Some of the Codes of Practice have over the past decade been updated as ‘Standards and Guidelines’, but continue to permit cruel and outdated practices.
Put simply, these Codes of Practice and recently released ‘Standards’ are frameworks for legalised animal cruelty.
Codes of Practice also cover animals used in rodeos, circuses, theme parks or those hunted for ‘sport’ — allowing them to be treated in a way that would be illegal if those responsible were accountable to actual animal cruelty laws.
Where to from here?
For decades, animal protection groups have sought to change these outdated laws and practices only to come up against an invisible, impenetrable barrier… an inherited belief system — enshrined in law — that deems animals raised for food less worthy of kindness and protection.
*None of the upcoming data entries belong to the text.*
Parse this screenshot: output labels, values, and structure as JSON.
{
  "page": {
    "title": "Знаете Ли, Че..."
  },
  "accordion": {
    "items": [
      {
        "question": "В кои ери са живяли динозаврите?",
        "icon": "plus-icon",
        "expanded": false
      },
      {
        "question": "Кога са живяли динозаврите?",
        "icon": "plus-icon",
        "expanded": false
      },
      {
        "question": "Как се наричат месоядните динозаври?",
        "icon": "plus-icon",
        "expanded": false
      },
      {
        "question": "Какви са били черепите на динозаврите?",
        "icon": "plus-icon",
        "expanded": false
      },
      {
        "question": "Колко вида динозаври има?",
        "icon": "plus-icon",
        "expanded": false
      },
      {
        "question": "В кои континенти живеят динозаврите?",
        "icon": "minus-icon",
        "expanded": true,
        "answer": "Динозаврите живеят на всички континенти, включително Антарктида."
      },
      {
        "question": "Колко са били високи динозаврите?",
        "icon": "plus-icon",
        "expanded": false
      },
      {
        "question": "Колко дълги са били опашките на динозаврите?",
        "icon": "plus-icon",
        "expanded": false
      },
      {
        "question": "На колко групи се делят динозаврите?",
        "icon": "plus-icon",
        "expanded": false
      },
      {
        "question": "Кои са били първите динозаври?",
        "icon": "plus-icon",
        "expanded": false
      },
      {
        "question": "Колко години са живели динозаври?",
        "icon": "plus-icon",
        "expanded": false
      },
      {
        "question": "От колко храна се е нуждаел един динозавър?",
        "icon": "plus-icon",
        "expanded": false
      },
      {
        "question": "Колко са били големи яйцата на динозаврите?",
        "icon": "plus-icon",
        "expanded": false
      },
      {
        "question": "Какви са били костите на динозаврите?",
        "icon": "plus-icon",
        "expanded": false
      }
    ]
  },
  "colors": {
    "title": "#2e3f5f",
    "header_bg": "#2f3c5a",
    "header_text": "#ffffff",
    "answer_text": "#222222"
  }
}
As demand for animal products has grown, farms have become factories and our laws have forgotten that there are living, feeling beings inside them.
We may have inherited these systems, but we don’t have to keep them. We can be the generation that ends factory farming, that draws a line in the sand and declares that all animals deserve kindness and a life worth living.
As author and sustainable food advocate Anna Lappe once wrote, “Every time you spend money, you’re casting a vote for the kind of world you want”. Every time you choose a plant-based meal over an animal-based one you’re helping to reduce the demand that has led to animals being treated so cruelly. You’re casting a vote for a kinder world for all.